To lock this editor, you use iThemes Security. You go to Security -> Settings -> WordPress Tweaks . Make sure the Disable File Editor option is checked .
14. Prevent executing php files in upload folder
Please block the execution of the php file in the uploads folder to prevent bad guys from intentionally uploading dangerous scripts in this folder.
To do this, go to Security -> Settings . Enable System Tweaks if not already enabled. Then you tick the option Disable PHP in Uploads . Remember to click Save Settings to save the settings.
15. Protect the WordPress Admin (wp-admin) folder with a password
Normally when someone accesses the wp-admin page (yourdomain.com/wp-admin), a screen asking for username and password appears.
You can add an extra layer of authentication. This means that the user must authenticate twice to access the admin page.
This way it becomes harder to hack wp-admin screen.
We use cPanel to do this.
First, you Login cPanel, scroll down to the Security section. Click on the icon “ Password Protect Directories ”
A dialog box appears, choose web root
On the next screen, select the wp-admin folder. Finally, you will see the following screen
First you tick the option “ Password protected this directory ”. Then you create a user with access to that directory.
Like that’s it.
Now, when you access the wp-admin folder in your browser, you will see a dialog asking for authentication like below:
Way 404 or Too many redirects
If you get this error, open the .htaccess file in the root directory (eg public_html) and add the following code
ErrorDocument 401 default
Ajax error in front-end
If, after setting the password as above, the user always sees a popup asking for authentication when accessing the homepage, you are probably getting an Ajax error. To fix this, open the .htaccess file in the /wp-admin directory (not the .htaccess file in the root directory). If this file is not available, you can create one. And add the following code
<Files admin-ajax.php> Order allow,deny Allow from all Satisfy any </Files>
Note: If you have changed the login page path as I mentioned in section 3, it is not necessary to use this security method.

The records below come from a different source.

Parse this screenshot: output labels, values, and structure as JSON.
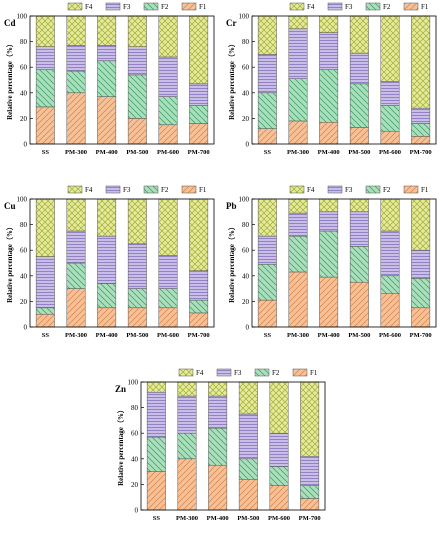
{
  "figure": {
    "legend_order": [
      "F4",
      "F3",
      "F2",
      "F1"
    ],
    "stack_order": [
      "F1",
      "F2",
      "F3",
      "F4"
    ],
    "colors": {
      "F1": "#f6c197",
      "F2": "#a9dfbc",
      "F3": "#c9bfe6",
      "F4": "#e4ea9a",
      "F1_hatch": "#d9834c",
      "F2_hatch": "#3c9a63",
      "F3_hatch": "#7a66b8",
      "F4_hatch": "#a3ad3a"
    }
  },
  "chart_data": [
    {
      "type": "bar",
      "stacked": true,
      "panel_label": "Cd",
      "categories": [
        "SS",
        "PM-300",
        "PM-400",
        "PM-500",
        "PM-600",
        "PM-700"
      ],
      "ylabel": "Relative percentage（%）",
      "ylim": [
        0,
        100
      ],
      "yticks": [
        "0",
        "20",
        "40",
        "60",
        "80",
        "100"
      ],
      "legend": [
        "F4",
        "F3",
        "F2",
        "F1"
      ],
      "series": [
        {
          "name": "F1",
          "values": [
            29,
            40,
            37,
            20,
            15,
            16
          ]
        },
        {
          "name": "F2",
          "values": [
            29,
            17,
            28,
            34,
            22,
            14
          ]
        },
        {
          "name": "F3",
          "values": [
            18,
            20,
            12,
            22,
            31,
            17
          ]
        },
        {
          "name": "F4",
          "values": [
            24,
            23,
            23,
            24,
            32,
            53
          ]
        }
      ]
    },
    {
      "type": "bar",
      "stacked": true,
      "panel_label": "Cr",
      "categories": [
        "SS",
        "PM-300",
        "PM-400",
        "PM-500",
        "PM-600",
        "PM-700"
      ],
      "ylabel": "Relative percentage（%）",
      "ylim": [
        0,
        100
      ],
      "yticks": [
        "0",
        "20",
        "40",
        "60",
        "80",
        "100"
      ],
      "legend": [
        "F4",
        "F3",
        "F2",
        "F1"
      ],
      "series": [
        {
          "name": "F1",
          "values": [
            12,
            18,
            17,
            13,
            10,
            6
          ]
        },
        {
          "name": "F2",
          "values": [
            28,
            33,
            41,
            34,
            20,
            10
          ]
        },
        {
          "name": "F3",
          "values": [
            30,
            39,
            29,
            24,
            19,
            12
          ]
        },
        {
          "name": "F4",
          "values": [
            30,
            10,
            13,
            29,
            51,
            72
          ]
        }
      ]
    },
    {
      "type": "bar",
      "stacked": true,
      "panel_label": "Cu",
      "categories": [
        "SS",
        "PM-300",
        "PM-400",
        "PM-500",
        "PM-600",
        "PM-700"
      ],
      "ylabel": "Relative percentage（%）",
      "ylim": [
        0,
        100
      ],
      "yticks": [
        "0",
        "20",
        "40",
        "60",
        "80",
        "100"
      ],
      "legend": [
        "F4",
        "F3",
        "F2",
        "F1"
      ],
      "series": [
        {
          "name": "F1",
          "values": [
            10,
            30,
            15,
            15,
            15,
            11
          ]
        },
        {
          "name": "F2",
          "values": [
            5,
            20,
            19,
            15,
            15,
            10
          ]
        },
        {
          "name": "F3",
          "values": [
            40,
            25,
            37,
            35,
            26,
            23
          ]
        },
        {
          "name": "F4",
          "values": [
            45,
            25,
            29,
            35,
            44,
            56
          ]
        }
      ]
    },
    {
      "type": "bar",
      "stacked": true,
      "panel_label": "Pb",
      "categories": [
        "SS",
        "PM-300",
        "PM-400",
        "PM-500",
        "PM-600",
        "PM-700"
      ],
      "ylabel": "Relative percentage（%）",
      "ylim": [
        0,
        100
      ],
      "yticks": [
        "0",
        "20",
        "40",
        "60",
        "80",
        "100"
      ],
      "legend": [
        "F4",
        "F3",
        "F2",
        "F1"
      ],
      "series": [
        {
          "name": "F1",
          "values": [
            21,
            43,
            39,
            35,
            26,
            15
          ]
        },
        {
          "name": "F2",
          "values": [
            28,
            28,
            36,
            28,
            14,
            23
          ]
        },
        {
          "name": "F3",
          "values": [
            22,
            18,
            15,
            27,
            35,
            22
          ]
        },
        {
          "name": "F4",
          "values": [
            29,
            11,
            10,
            10,
            25,
            40
          ]
        }
      ]
    },
    {
      "type": "bar",
      "stacked": true,
      "panel_label": "Zn",
      "categories": [
        "SS",
        "PM-300",
        "PM-400",
        "PM-500",
        "PM-600",
        "PM-700"
      ],
      "ylabel": "Relative percentage（%）",
      "ylim": [
        0,
        100
      ],
      "yticks": [
        "0",
        "20",
        "40",
        "60",
        "80",
        "100"
      ],
      "legend": [
        "F4",
        "F3",
        "F2",
        "F1"
      ],
      "series": [
        {
          "name": "F1",
          "values": [
            30,
            40,
            35,
            24,
            19,
            9
          ]
        },
        {
          "name": "F2",
          "values": [
            27,
            20,
            29,
            16,
            15,
            10
          ]
        },
        {
          "name": "F3",
          "values": [
            35,
            29,
            25,
            35,
            26,
            23
          ]
        },
        {
          "name": "F4",
          "values": [
            8,
            11,
            11,
            25,
            40,
            58
          ]
        }
      ]
    }
  ]
}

16. Disable XML-RPC Feature in WordPress
XML-RPC has been turned off for a long time for security reasons. But as of WordPress 3.5 it is enabled by default.

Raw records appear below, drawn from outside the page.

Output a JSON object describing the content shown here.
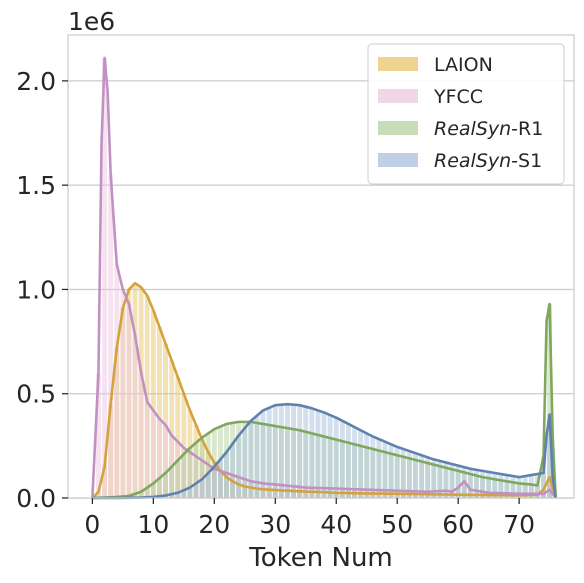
{
  "chart_data": {
    "type": "histogram+kde",
    "title": "",
    "xlabel": "Token Num",
    "ylabel": "",
    "y_offset_label": "1e6",
    "xlim": [
      -4,
      79
    ],
    "ylim": [
      0,
      2.22
    ],
    "xticks": [
      0,
      10,
      20,
      30,
      40,
      50,
      60,
      70
    ],
    "xtick_labels": [
      "0",
      "10",
      "20",
      "30",
      "40",
      "50",
      "60",
      "70"
    ],
    "yticks": [
      0.0,
      0.5,
      1.0,
      1.5,
      2.0
    ],
    "ytick_labels": [
      "0.0",
      "0.5",
      "1.0",
      "1.5",
      "2.0"
    ],
    "grid": true,
    "legend_position": "top-right",
    "series": [
      {
        "name": "LAION",
        "legend_parts": [
          {
            "text": "LAION",
            "italic": false
          }
        ],
        "fill": "#e8c56a",
        "line": "#d4a23c",
        "x": [
          0,
          1,
          2,
          3,
          4,
          5,
          6,
          7,
          8,
          9,
          10,
          11,
          12,
          13,
          14,
          15,
          16,
          17,
          18,
          19,
          20,
          21,
          22,
          23,
          24,
          25,
          26,
          27,
          28,
          29,
          30,
          32,
          34,
          36,
          38,
          40,
          45,
          50,
          55,
          60,
          65,
          70,
          73,
          74,
          75,
          76
        ],
        "values": [
          0.0,
          0.03,
          0.15,
          0.45,
          0.72,
          0.91,
          1.0,
          1.03,
          1.01,
          0.97,
          0.9,
          0.82,
          0.74,
          0.66,
          0.58,
          0.5,
          0.42,
          0.35,
          0.28,
          0.22,
          0.17,
          0.13,
          0.1,
          0.08,
          0.065,
          0.055,
          0.05,
          0.045,
          0.042,
          0.04,
          0.038,
          0.035,
          0.032,
          0.03,
          0.028,
          0.025,
          0.022,
          0.02,
          0.018,
          0.016,
          0.014,
          0.013,
          0.015,
          0.04,
          0.1,
          0.0
        ]
      },
      {
        "name": "YFCC",
        "legend_parts": [
          {
            "text": "YFCC",
            "italic": false
          }
        ],
        "fill": "#ecc7e2",
        "line": "#c191c4",
        "x": [
          0,
          1,
          1.5,
          2,
          2.5,
          3,
          4,
          5,
          6,
          7,
          8,
          9,
          10,
          11,
          12,
          13,
          14,
          15,
          16,
          17,
          18,
          20,
          22,
          24,
          26,
          28,
          30,
          35,
          40,
          45,
          50,
          55,
          58,
          59,
          60,
          61,
          62,
          65,
          70,
          74,
          75,
          76
        ],
        "values": [
          0.0,
          0.6,
          1.7,
          2.11,
          1.95,
          1.55,
          1.12,
          1.0,
          0.93,
          0.78,
          0.6,
          0.46,
          0.42,
          0.38,
          0.35,
          0.3,
          0.27,
          0.24,
          0.22,
          0.2,
          0.18,
          0.14,
          0.12,
          0.1,
          0.08,
          0.07,
          0.065,
          0.05,
          0.045,
          0.04,
          0.035,
          0.03,
          0.035,
          0.03,
          0.05,
          0.08,
          0.04,
          0.025,
          0.02,
          0.02,
          0.04,
          0.0
        ]
      },
      {
        "name": "RealSyn-R1",
        "legend_parts": [
          {
            "text": "RealSyn",
            "italic": true
          },
          {
            "text": "-R1",
            "italic": false
          }
        ],
        "fill": "#b5d1a0",
        "line": "#7fa85c",
        "x": [
          0,
          2,
          4,
          6,
          8,
          10,
          12,
          14,
          16,
          18,
          20,
          22,
          24,
          26,
          28,
          30,
          32,
          34,
          36,
          38,
          40,
          42,
          44,
          46,
          48,
          50,
          52,
          54,
          56,
          58,
          60,
          62,
          64,
          66,
          68,
          70,
          72,
          73,
          74,
          74.5,
          75,
          75.5,
          76
        ],
        "values": [
          0.0,
          0.002,
          0.005,
          0.01,
          0.03,
          0.07,
          0.12,
          0.18,
          0.24,
          0.29,
          0.33,
          0.355,
          0.365,
          0.365,
          0.355,
          0.345,
          0.335,
          0.325,
          0.31,
          0.295,
          0.28,
          0.265,
          0.25,
          0.235,
          0.22,
          0.205,
          0.19,
          0.175,
          0.16,
          0.145,
          0.13,
          0.115,
          0.1,
          0.09,
          0.08,
          0.07,
          0.065,
          0.06,
          0.2,
          0.85,
          0.93,
          0.3,
          0.0
        ]
      },
      {
        "name": "RealSyn-S1",
        "legend_parts": [
          {
            "text": "RealSyn",
            "italic": true
          },
          {
            "text": "-S1",
            "italic": false
          }
        ],
        "fill": "#a9c0dd",
        "line": "#5f82ad",
        "x": [
          0,
          4,
          8,
          10,
          12,
          14,
          16,
          18,
          20,
          22,
          24,
          26,
          28,
          30,
          32,
          34,
          36,
          38,
          40,
          42,
          44,
          46,
          48,
          50,
          52,
          54,
          56,
          58,
          60,
          62,
          64,
          66,
          68,
          70,
          72,
          73,
          74,
          74.5,
          75,
          75.5,
          76
        ],
        "values": [
          0.0,
          0.0,
          0.002,
          0.005,
          0.012,
          0.025,
          0.05,
          0.09,
          0.15,
          0.22,
          0.3,
          0.37,
          0.42,
          0.445,
          0.45,
          0.445,
          0.43,
          0.41,
          0.385,
          0.355,
          0.325,
          0.295,
          0.27,
          0.245,
          0.225,
          0.205,
          0.185,
          0.17,
          0.155,
          0.14,
          0.13,
          0.12,
          0.11,
          0.1,
          0.11,
          0.115,
          0.12,
          0.3,
          0.4,
          0.1,
          0.0
        ]
      }
    ]
  }
}
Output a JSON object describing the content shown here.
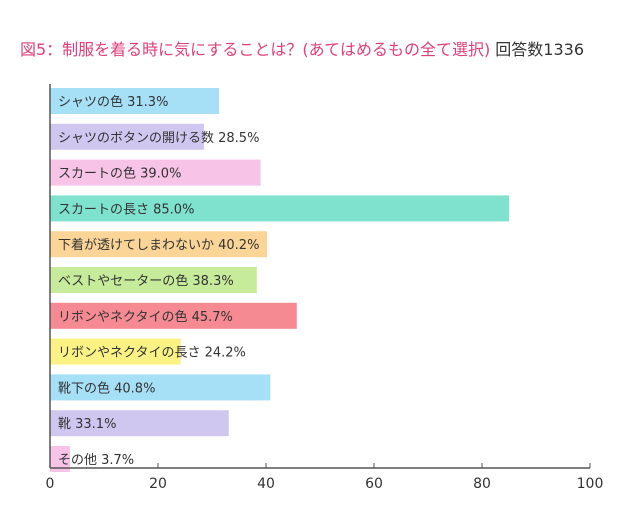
{
  "title": {
    "main": "図5：制服を着る時に気にすることは？(あてはめるもの全て選択)",
    "count": "回答数1336"
  },
  "chart_data": {
    "type": "bar",
    "orientation": "horizontal",
    "categories": [
      "シャツの色",
      "シャツのボタンの開ける数",
      "スカートの色",
      "スカートの長さ",
      "下着が透けてしまわないか",
      "ベストやセーターの色",
      "リボンやネクタイの色",
      "リボンやネクタイの長さ",
      "靴下の色",
      "靴",
      "その他"
    ],
    "values": [
      31.3,
      28.5,
      39.0,
      85.0,
      40.2,
      38.3,
      45.7,
      24.2,
      40.8,
      33.1,
      3.7
    ],
    "data_labels": [
      "シャツの色 31.3%",
      "シャツのボタンの開ける数 28.5%",
      "スカートの色 39.0%",
      "スカートの長さ 85.0%",
      "下着が透けてしまわないか 40.2%",
      "ベストやセーターの色 38.3%",
      "リボンやネクタイの色 45.7%",
      "リボンやネクタイの長さ 24.2%",
      "靴下の色 40.8%",
      "靴 33.1%",
      "その他 3.7%"
    ],
    "colors": [
      "#a6e0f7",
      "#cfc7f0",
      "#f7c3e6",
      "#7fe2cf",
      "#fbd597",
      "#c6eb9a",
      "#f58a92",
      "#fbf286",
      "#a6e0f7",
      "#cfc7f0",
      "#f7c3e6"
    ],
    "xlim": [
      0,
      100
    ],
    "xticks": [
      "0",
      "20",
      "40",
      "60",
      "80",
      "100"
    ],
    "grid": false
  }
}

Some more information about XML-RPC if you don’t know yet
XML-RPC is a remote connection to WordPress that uses XML to exchange data back and forth. Usually you use the feature to post from clients such as Windows Live Writer, or applications that use IFTT.
But enabling XML-RPC means you are opening the door to brute force attacks on your website to steal passwords. Even worse is the HTTP Flood Attack (a type of DDoS attack). With this form of attack, the hacker sends a large number of requests that paralyze the server.
So it’s best to turn off XML-RPC. Use either of the following:
a. Disable XML-RPC with .htaccess
Simply open the .htaccess file and add the following code
# Block WordPress xmlrpc.php requests <Files xmlrpc.php> order deny,allow deny from all allow from 123.123.123.123 </Files>
b. Turn off XML-RPC using iThemes Security
You go to Security -> Settings -> WordPress Tweak and select Disable XML-RPC as below
Epilogue
Those are all the WordPress security methods that I know of.
As I said at the beginning, you should install iThemes Security. This plugin gives your WordPress website the most basic level of security.
If economic conditions allow, you can refer to Sucuri Firewall for better website security.
If you know of any good WordPress security practices, let me know through the comments section below.